“A thousand pounds!—hut tut! The woman’s beside herself. Why look about you and try where you can find a Catholic girl with a thousand pounds fortune, except in a gentleman’s family, where Dan could never think of going.”
“That’s thrue, any how, your Reverence,” observed Peter.—“A thousand pounds! Ellish! you needn’t look for it. Where is it to be had out of a gintleman’s family, as his Reverence says thrue enough.”
“An’ now, Docthor,” said Ellish, “what ’ud you think a girl ought to bring a young man like Dan, that’s to have four thousand pounds?”
“I don’t think any Catholic girl of his own rank in the county, could get more than a couple of hundred.”
“That’s one shillin’ to every pound he has,” replied Ellish, almost instantaneously. “But, Father, you may as well spake out at wanst,” she continued, for she was too quick and direct in all her dealings to be annoyed by circumlocution; “you’re desairous of a match between Dan an’ Miss Granua?”
“Exactly,” said the priest; “and what is more, I believe they are fond of each other. I know Dan is attached to her, for he told me so. But, now that we have mentioned her, I say that there is not a more accomplished girl of her persuasion in the parish we sit in. She can play on the bagpipes better than any other piper in the province, for I taught her myself; and I tell you that in a respectable man’s wife a knowledge of music is a desirable thing. It’s hard to tell, Mrs. Connell, how they may rise in the World, and get into fashionable company, so that accomplishments, you persave, are good, she can make a shirt and wash it, and she can write Irish. As for dancing, I only wish you’d see her at a hornpipe. All these things put together, along with her genteel connections, and the prospect of what I may be able to lave her—I say your son may do worse.”

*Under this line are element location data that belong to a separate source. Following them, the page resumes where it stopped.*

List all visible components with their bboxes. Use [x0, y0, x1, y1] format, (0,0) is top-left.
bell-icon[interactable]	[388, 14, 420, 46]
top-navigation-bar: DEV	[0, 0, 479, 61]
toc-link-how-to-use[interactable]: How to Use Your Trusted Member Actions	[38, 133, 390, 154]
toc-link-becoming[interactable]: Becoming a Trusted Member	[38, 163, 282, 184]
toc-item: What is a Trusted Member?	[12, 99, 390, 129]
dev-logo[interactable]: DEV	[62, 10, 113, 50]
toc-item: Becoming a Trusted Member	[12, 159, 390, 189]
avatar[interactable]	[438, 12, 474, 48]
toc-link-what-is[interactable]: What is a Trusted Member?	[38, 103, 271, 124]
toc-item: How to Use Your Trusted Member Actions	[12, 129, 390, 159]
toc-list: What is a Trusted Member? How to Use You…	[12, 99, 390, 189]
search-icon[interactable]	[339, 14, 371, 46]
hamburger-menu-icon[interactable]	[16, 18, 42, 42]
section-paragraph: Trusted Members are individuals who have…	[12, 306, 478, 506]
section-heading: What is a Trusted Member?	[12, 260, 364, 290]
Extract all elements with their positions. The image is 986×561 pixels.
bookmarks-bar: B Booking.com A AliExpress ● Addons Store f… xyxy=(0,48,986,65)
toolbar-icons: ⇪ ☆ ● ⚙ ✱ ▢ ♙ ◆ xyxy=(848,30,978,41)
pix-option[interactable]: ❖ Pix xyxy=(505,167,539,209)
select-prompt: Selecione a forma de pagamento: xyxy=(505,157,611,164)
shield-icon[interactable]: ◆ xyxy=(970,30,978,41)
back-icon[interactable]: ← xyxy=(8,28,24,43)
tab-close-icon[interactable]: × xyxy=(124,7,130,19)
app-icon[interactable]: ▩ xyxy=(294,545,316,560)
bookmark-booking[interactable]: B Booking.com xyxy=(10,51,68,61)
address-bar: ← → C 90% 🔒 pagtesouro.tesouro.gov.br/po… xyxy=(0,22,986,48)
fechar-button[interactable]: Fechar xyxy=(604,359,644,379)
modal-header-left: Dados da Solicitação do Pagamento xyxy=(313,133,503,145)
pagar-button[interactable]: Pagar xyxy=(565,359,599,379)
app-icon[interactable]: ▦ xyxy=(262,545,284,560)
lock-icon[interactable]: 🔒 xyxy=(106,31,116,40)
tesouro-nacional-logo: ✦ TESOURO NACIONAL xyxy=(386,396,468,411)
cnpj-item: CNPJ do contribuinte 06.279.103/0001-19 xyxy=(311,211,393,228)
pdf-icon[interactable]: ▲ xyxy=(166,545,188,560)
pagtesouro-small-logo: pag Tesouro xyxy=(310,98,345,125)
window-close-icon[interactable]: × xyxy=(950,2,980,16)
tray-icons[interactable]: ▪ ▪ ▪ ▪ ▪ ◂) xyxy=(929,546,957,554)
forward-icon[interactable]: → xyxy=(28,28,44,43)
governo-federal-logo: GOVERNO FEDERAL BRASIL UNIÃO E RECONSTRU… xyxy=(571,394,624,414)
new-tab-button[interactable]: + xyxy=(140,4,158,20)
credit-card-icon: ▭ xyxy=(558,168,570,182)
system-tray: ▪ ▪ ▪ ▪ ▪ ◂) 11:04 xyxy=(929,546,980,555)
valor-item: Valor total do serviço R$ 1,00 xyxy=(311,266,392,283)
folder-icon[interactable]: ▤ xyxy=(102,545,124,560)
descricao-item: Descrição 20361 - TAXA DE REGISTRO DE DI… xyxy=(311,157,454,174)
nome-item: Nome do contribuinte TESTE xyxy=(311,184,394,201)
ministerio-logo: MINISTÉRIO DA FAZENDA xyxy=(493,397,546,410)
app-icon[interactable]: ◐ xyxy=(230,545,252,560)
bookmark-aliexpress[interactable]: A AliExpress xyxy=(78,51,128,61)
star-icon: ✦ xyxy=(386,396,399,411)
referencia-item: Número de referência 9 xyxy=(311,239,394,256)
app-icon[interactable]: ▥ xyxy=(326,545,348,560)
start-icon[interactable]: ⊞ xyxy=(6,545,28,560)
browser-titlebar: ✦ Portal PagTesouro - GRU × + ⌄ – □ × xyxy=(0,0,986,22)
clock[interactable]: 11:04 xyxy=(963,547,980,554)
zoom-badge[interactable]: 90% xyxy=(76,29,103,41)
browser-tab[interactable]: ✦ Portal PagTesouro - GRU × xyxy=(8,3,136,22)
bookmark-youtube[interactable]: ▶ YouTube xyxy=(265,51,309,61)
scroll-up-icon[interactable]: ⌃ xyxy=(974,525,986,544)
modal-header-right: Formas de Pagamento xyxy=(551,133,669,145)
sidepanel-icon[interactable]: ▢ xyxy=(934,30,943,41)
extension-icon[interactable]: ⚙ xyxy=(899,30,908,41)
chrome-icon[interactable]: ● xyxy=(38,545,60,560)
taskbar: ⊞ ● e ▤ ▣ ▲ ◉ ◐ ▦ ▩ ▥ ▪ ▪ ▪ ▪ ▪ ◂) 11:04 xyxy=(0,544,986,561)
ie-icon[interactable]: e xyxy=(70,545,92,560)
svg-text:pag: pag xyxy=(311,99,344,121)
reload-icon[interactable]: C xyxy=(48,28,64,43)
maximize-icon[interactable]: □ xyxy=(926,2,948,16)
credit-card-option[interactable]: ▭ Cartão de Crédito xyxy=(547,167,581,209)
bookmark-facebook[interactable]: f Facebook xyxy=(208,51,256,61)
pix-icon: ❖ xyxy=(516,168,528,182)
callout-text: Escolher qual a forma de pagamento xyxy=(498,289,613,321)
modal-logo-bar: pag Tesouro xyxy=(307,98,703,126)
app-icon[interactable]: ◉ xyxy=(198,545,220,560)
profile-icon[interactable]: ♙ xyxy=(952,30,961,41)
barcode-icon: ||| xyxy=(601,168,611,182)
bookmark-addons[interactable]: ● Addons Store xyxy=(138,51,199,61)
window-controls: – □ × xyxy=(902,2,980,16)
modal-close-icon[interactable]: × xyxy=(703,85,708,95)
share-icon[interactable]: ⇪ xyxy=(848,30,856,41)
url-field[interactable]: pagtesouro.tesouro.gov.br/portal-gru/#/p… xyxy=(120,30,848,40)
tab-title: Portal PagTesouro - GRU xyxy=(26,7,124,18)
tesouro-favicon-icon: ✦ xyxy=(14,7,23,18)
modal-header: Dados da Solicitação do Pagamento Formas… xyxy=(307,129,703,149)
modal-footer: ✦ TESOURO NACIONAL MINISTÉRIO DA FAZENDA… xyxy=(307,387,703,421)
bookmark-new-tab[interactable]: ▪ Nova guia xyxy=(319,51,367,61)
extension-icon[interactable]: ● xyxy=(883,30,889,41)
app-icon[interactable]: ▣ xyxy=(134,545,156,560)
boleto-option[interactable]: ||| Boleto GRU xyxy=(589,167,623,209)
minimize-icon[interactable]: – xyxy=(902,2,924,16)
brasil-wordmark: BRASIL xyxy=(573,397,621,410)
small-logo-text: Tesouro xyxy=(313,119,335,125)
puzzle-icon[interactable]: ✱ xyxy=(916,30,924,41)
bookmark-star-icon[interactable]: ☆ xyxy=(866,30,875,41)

“It’s not what you’d lave her, sir, but what you’d give her in the first place, that I’d like to hear. Spake up, your Reverence, an’ let us know how far you will go.”
“I’m afeard, sir,” said Peter, “if it goes to a clane bargain atween yez, that Ellish will make you bid up for Dan. Be sharp; sir, or you’ll have no chance; faix, you won’t.”
“But, Mrs. Connell;” replied the priest, “before I spake up, consider her accomplishments. I’ll undertake to say, that the best bred girl in Dublin cannot perform music in such style, or on such an instrument as the one she uses. Let us contemplate Dan and her after marriage, in an elegant house, and full business, the dinner over, and they gone up to the drawing-room. Think how agreeable and graceful it would be for Mrs. Daniel O’Connell to repair to the sofa, among a few respectable friends, and, taking up her bagpipes, set her elbow a-going, until the drone gives two or three broken groans, and the chanter a squeak or two, like a child in the cholic, or a cat that you had trampled on by accident. Then comes the real ould Irish music, that warms the heart. Dan looks upon her graceful position, until the tears of love, taste, and admiration are coming down his cheeks. By and by, the toe of him moves: here another foot is going; and, in no time, there is a hearty dance, with a light heart and a good conscience. You or I, perhaps, drop in to see them, and, of course, we partake of the enjoyment.”